Stanford Genome Technology Center, Stanford University, Palo Alto, CA 94304, USA.
Nucleic Acids Res. 2012 Jan;40(1):e2. doi: 10.1093/nar/gkr861. Epub 2011 Oct 19.
With next-generation DNA sequencing technologies, one can interrogate a specific genomic region of interest at very high depth of coverage and identify less prevalent, rare mutations in heterogeneous clinical samples. However, the mutation detection levels are limited by the error rate of the sequencing technology as well as by the availability of variant-calling algorithms with high statistical power and low false positive rates. We demonstrate that we can robustly detect mutations at 0.1% fractional representation. This represents accurate detection of one mutant per every 1000 wild-type alleles. To achieve this sensitive level of mutation detection, we integrate a high accuracy indexing strategy and reference replication for estimating sequencing error variance. We employ a statistical model to estimate the error rate at each position of the reference and to quantify the fraction of variant base in the sample. Our method is highly specific (99%) and sensitive (100%) when applied to a known 0.1% sample fraction admixture of two synthetic DNA samples to validate our method. As a clinical application of this method, we analyzed nine clinical samples of H1N1 influenza A and detected an oseltamivir (antiviral therapy) resistance mutation in the H1N1 neuraminidase gene at a sample fraction of 0.18%.

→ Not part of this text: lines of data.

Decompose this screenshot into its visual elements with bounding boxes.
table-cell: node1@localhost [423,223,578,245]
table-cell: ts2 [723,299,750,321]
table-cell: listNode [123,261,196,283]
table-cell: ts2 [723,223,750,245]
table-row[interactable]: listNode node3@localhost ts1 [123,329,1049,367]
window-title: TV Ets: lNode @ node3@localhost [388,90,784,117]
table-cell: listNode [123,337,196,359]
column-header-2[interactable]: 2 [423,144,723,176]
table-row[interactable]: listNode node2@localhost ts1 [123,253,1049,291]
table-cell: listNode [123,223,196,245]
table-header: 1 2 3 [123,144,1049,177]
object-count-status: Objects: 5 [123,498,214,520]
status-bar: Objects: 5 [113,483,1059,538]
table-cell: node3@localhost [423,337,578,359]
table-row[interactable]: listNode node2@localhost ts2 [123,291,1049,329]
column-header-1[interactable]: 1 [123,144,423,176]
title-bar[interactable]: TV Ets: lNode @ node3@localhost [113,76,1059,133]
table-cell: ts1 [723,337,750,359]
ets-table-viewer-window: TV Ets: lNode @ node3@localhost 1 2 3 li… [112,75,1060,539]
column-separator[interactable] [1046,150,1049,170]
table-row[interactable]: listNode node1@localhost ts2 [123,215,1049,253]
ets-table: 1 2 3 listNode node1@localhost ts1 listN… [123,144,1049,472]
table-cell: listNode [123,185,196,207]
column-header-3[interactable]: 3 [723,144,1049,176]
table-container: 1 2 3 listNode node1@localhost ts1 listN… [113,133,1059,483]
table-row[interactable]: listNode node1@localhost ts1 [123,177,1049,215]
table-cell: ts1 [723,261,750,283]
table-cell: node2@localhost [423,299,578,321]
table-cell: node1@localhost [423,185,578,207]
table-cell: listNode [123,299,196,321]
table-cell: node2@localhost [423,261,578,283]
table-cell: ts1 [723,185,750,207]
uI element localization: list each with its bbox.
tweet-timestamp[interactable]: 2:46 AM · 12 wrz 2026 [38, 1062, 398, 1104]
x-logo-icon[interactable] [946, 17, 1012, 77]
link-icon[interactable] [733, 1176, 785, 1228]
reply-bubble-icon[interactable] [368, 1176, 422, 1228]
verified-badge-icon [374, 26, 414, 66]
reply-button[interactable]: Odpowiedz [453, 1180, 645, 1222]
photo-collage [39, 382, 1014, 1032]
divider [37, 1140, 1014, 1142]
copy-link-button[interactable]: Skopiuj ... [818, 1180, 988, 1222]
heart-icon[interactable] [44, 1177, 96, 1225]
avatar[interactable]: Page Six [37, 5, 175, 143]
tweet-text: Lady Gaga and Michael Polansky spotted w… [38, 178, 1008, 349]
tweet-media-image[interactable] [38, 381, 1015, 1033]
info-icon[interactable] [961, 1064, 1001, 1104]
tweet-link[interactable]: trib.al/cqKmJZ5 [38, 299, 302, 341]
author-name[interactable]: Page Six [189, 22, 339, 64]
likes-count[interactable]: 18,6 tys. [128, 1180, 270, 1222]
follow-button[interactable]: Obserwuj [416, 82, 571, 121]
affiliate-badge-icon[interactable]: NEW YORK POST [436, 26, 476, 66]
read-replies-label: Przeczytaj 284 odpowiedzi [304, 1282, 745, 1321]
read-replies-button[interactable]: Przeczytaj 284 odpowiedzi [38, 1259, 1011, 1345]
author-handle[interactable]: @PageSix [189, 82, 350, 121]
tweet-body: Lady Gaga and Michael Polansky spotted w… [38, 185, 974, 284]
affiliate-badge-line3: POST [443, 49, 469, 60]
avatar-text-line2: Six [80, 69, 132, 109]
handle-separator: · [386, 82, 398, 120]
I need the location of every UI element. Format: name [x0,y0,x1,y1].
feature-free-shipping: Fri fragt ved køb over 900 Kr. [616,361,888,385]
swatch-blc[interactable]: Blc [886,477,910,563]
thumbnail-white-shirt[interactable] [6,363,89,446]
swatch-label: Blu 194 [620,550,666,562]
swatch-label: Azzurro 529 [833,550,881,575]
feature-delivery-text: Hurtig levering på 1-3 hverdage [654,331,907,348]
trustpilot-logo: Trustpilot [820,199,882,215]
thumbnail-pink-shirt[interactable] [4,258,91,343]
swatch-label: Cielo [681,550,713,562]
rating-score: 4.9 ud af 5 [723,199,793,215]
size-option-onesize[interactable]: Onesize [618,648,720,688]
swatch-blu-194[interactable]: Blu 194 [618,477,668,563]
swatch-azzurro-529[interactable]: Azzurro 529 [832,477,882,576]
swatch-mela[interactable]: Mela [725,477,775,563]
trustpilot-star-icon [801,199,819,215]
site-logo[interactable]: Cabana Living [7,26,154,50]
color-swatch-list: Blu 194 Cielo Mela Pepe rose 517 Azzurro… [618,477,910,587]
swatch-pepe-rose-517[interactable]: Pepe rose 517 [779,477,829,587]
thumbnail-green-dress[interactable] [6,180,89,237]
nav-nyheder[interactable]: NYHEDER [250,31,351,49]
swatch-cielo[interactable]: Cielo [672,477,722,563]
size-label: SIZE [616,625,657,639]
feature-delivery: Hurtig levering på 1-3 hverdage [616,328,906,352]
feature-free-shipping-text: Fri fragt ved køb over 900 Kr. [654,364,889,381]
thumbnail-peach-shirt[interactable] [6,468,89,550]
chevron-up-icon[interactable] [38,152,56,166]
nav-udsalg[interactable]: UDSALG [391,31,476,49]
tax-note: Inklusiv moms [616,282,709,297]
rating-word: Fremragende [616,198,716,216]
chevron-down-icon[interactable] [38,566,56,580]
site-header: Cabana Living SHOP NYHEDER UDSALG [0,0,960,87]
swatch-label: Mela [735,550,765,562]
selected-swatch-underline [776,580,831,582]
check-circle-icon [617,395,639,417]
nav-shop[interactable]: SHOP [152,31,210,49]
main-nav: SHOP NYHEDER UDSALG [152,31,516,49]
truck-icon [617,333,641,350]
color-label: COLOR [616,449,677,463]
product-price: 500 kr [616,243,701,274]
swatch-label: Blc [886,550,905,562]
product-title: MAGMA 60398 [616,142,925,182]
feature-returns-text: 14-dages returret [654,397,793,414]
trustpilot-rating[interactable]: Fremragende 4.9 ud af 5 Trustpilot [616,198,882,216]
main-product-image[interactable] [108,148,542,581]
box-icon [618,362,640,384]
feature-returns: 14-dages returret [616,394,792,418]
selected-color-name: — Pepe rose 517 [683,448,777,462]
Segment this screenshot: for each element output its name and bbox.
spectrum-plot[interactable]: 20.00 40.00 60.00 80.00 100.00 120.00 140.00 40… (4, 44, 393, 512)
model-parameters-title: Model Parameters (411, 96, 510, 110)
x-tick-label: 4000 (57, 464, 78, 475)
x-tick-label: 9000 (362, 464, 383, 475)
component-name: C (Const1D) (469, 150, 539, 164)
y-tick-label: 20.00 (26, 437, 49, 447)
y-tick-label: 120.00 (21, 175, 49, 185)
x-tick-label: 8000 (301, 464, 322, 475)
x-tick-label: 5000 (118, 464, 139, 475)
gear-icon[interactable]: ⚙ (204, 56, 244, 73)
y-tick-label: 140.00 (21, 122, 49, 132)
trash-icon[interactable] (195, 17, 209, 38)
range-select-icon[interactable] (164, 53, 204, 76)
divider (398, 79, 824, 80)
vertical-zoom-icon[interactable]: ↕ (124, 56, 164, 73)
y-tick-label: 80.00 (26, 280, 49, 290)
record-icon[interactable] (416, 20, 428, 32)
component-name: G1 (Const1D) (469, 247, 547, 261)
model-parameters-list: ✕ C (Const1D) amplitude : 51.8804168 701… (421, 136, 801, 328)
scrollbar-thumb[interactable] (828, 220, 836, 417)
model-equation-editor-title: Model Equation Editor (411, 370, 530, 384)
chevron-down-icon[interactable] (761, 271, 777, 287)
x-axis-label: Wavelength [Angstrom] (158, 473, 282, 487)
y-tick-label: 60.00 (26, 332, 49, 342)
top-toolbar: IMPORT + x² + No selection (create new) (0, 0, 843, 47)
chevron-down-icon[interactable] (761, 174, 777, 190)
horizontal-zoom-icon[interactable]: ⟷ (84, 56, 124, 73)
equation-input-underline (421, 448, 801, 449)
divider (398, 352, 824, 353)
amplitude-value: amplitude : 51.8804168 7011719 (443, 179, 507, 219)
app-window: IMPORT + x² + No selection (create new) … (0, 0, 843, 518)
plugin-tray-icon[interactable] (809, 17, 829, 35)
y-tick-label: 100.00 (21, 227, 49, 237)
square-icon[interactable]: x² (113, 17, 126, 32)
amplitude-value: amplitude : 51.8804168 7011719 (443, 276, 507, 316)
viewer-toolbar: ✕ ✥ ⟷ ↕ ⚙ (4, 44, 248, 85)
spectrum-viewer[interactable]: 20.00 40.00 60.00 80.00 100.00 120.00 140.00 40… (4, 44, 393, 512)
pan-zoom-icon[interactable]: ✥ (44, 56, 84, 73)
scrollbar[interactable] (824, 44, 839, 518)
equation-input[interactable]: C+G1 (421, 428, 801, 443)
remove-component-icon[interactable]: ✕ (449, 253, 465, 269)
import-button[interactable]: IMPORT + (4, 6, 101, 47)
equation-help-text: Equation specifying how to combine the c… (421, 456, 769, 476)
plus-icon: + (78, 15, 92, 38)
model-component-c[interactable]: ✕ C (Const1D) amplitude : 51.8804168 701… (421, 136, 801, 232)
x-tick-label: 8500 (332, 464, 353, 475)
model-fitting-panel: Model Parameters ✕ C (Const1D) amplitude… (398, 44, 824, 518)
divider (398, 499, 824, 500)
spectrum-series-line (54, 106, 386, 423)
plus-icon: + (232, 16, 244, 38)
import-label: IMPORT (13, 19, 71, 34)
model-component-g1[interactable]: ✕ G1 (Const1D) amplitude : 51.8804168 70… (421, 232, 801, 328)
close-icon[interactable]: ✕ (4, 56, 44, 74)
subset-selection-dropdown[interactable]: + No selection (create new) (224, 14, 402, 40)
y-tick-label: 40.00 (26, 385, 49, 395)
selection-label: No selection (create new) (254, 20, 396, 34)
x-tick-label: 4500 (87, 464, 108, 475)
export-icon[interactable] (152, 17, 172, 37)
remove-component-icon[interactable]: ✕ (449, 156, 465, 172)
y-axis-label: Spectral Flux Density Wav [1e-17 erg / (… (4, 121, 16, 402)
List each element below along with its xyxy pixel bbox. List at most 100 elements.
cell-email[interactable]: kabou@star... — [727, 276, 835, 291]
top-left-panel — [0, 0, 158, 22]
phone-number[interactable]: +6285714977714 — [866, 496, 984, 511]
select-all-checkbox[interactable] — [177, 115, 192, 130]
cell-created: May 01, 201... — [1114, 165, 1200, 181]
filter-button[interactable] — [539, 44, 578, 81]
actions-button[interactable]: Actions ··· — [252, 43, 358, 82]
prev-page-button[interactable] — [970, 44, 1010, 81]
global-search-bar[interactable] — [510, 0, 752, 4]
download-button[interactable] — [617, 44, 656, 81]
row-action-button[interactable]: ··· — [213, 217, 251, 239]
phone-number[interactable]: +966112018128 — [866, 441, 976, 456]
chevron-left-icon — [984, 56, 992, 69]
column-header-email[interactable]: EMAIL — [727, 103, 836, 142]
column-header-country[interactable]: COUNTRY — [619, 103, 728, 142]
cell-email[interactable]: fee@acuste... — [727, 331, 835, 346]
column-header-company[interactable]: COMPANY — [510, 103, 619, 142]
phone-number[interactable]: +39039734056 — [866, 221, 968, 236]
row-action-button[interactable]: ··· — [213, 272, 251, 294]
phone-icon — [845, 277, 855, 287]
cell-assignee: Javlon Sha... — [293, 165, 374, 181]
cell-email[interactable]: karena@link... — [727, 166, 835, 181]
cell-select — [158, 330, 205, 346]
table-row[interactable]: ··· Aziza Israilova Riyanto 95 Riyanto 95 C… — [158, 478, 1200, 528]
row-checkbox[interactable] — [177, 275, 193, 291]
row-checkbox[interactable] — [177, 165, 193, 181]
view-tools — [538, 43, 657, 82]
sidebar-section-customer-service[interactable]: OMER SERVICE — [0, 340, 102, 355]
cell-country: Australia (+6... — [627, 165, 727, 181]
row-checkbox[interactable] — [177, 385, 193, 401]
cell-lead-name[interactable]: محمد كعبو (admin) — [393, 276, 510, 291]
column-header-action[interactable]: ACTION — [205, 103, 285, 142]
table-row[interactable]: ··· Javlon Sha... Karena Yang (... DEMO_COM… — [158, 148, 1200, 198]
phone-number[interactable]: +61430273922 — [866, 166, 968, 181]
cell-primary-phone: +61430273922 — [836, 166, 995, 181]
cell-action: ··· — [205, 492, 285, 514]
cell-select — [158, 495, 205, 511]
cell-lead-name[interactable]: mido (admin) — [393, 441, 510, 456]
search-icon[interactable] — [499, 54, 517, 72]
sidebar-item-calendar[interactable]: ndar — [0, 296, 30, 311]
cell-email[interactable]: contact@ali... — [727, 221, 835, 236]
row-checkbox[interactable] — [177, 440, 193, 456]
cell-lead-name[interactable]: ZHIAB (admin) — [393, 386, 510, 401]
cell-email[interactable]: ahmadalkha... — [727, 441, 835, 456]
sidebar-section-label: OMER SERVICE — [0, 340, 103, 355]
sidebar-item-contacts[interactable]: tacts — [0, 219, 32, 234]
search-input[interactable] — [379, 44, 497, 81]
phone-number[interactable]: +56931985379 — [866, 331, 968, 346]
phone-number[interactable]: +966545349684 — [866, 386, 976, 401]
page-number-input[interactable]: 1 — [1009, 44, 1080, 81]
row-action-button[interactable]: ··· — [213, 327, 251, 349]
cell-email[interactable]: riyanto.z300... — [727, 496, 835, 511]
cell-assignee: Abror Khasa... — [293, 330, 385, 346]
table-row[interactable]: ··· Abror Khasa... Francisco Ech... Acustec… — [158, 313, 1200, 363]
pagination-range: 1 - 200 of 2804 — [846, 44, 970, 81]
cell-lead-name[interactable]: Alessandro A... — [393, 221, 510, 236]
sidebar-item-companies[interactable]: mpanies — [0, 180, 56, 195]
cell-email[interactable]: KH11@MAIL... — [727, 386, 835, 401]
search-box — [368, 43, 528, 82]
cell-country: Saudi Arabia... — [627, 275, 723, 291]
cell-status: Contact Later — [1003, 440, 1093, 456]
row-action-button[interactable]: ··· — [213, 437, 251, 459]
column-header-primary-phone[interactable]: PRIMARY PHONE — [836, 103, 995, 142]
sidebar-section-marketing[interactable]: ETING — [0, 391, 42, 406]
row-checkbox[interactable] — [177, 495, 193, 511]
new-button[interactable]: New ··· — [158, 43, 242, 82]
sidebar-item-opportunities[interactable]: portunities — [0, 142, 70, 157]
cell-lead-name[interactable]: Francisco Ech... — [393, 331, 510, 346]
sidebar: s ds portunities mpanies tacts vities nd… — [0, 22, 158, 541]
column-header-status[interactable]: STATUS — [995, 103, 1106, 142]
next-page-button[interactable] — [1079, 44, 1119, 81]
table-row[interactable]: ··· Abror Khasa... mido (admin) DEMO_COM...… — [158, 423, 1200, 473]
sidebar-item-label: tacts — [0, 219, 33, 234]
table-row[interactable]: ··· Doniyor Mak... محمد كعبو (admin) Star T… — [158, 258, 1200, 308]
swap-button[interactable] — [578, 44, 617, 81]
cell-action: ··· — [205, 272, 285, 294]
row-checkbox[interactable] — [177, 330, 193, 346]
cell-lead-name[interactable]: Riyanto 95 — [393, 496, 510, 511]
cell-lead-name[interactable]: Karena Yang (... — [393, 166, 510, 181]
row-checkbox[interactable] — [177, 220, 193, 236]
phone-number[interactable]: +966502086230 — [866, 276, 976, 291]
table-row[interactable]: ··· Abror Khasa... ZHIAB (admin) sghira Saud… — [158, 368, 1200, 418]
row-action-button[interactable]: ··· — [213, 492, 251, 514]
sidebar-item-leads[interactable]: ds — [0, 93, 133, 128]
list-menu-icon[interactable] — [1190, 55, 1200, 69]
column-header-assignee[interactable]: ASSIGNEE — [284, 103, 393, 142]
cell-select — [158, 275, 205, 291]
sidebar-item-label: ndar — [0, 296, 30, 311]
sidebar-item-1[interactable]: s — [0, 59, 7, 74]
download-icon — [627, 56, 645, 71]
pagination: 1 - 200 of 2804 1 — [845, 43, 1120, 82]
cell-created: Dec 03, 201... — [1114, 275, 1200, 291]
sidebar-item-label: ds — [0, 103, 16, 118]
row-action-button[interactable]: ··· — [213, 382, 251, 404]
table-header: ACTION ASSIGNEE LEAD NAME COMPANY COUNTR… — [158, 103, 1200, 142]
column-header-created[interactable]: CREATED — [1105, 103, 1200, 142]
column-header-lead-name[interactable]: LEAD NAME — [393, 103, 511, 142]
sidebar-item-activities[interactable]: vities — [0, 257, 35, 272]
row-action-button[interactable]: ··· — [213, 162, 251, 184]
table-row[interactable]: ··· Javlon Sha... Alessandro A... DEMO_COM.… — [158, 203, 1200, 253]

利用下一代 DNA 测序技术,人们可以在非常高的覆盖深度下对特定的基因组感兴趣区域进行检测,并在异质临床样本中识别出不太常见的罕见突变。然而,突变检测水平受到测序技术的错误率以及具有高统计能力和低假阳性率的变异调用算法的可用性的限制。我们证明,我们可以稳健地检测到 0.1%分数代表的突变。这代表着每 1000 个野生型等位基因中准确检测到一个突变。为了实现这种敏感的突变检测水平,我们整合了一种高精度索引策略和参考复制,以估计测序误差方差。我们采用一种统计模型来估计参考中每个位置的错误率,并量化样本中变异碱基的分数。当应用于验证我们方法的两个合成 DNA 样本的已知 0.1%样本分数混合物时,我们的方法具有高度的特异性(99%)和敏感性(100%)。作为该方法的临床应用,我们分析了 9 个甲型 H1N1 流感临床样本,并在样本分数为 0.18%时检测到 H1N1 神经氨酸酶基因中的奥司他韦(抗病毒治疗)耐药突变。